Belgio: Sharon potrà essere processato per genocidio

13.2.2003 - La Corte suprema di appello del Belgio ha stabilito che Ariel Sharon potra' essere giudicato per genocidio dopo la fine del suo mandato di primo ministro. Lo riferisce il quotidiano israeliano 'Ha'aretz' nel suo sito online.
La sentenza del tribunale belga, spiega il quotidiano israeliano, da' la possibilita' ai sopravvissuti dei massacri commessi nel 1982 nei campi profughi palestinesi di Sabra e Shatila, in Libano, di portare avanti la loro azione contro Sharon.

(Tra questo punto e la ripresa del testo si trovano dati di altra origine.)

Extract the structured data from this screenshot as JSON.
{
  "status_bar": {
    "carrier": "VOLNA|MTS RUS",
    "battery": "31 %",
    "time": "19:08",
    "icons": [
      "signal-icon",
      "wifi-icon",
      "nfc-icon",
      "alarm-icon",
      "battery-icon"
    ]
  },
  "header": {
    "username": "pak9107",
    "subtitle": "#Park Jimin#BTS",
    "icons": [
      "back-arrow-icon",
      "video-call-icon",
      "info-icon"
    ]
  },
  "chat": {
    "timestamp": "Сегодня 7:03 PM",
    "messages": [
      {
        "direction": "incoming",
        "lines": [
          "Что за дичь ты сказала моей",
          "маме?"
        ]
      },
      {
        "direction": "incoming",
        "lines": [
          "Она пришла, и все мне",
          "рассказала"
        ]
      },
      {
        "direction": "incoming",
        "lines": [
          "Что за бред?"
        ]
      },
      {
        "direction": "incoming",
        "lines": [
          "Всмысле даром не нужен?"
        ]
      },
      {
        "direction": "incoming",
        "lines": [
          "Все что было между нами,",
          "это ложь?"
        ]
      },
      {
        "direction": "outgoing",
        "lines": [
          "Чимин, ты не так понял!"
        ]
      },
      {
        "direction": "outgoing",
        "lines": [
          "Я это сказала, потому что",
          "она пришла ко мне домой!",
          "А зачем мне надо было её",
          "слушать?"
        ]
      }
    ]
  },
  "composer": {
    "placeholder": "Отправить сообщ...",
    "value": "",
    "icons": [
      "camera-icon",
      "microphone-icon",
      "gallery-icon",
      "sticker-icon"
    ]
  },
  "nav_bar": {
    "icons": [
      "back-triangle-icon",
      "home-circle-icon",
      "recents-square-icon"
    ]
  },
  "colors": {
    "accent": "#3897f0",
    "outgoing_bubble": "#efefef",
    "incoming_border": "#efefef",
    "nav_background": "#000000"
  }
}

Una precedente sentenza, emessa in giugno da un tribunale di grado inferiore, aveva stabilito che Sharon non poteva essere giudicato per quei fatti.

Ma il mese scorso il Senato belga aveva adottato alcuni emendamenti alla legge nota come la ''legge di giurisdizione universale'' adottata nel 1993 e che conferisce ai tribunali del paese l'autorita' per perseguire chiunque sia accusato di aver commesso crimini di guerra indipendentemente dal luogo in cui questi sono stati commessi, e anche nel caso in cui l'accusato o le vittime non siano di nazionalita' belga.

Non appena ha appreso la decisione del tribunale belga, Israele ha richiamato ul suo ambasciatore in Belgio per ''consultazioni''.
''L'ambasciatore di Israele in Belgio, Yehoudi Kenar, e' stato richiamato a Gerusalemme per consultazioni'' ha dichiarato il portavoce del ministero degli esteri israeliano, Yoni Peled. Mentre ''l'ambasciatore del Belgio in Israele, Wilfred Geens, e' stato convocato al ministero degli esteri israeliano a Gerusalemme dove domani incontrera' il capo della diplomazia israeliana Benjamin Netanyahu''.
Un anno dopo le stragi, nell'83, una commissione d'inchiesta istituita nello Stato ebraico aveva accertato la responsabilita' indiretta di Sharon per l'accaduto; l'interessato era stato costretto a dimettersi dalla carica ministeriale, ma nessuno lo ha mai indagato per via giudiziaria. La sentenza della Corte di Cassazione belga ne conferma si' l'impunita', ma limitatamente alla sua permanenza alla guida del governo.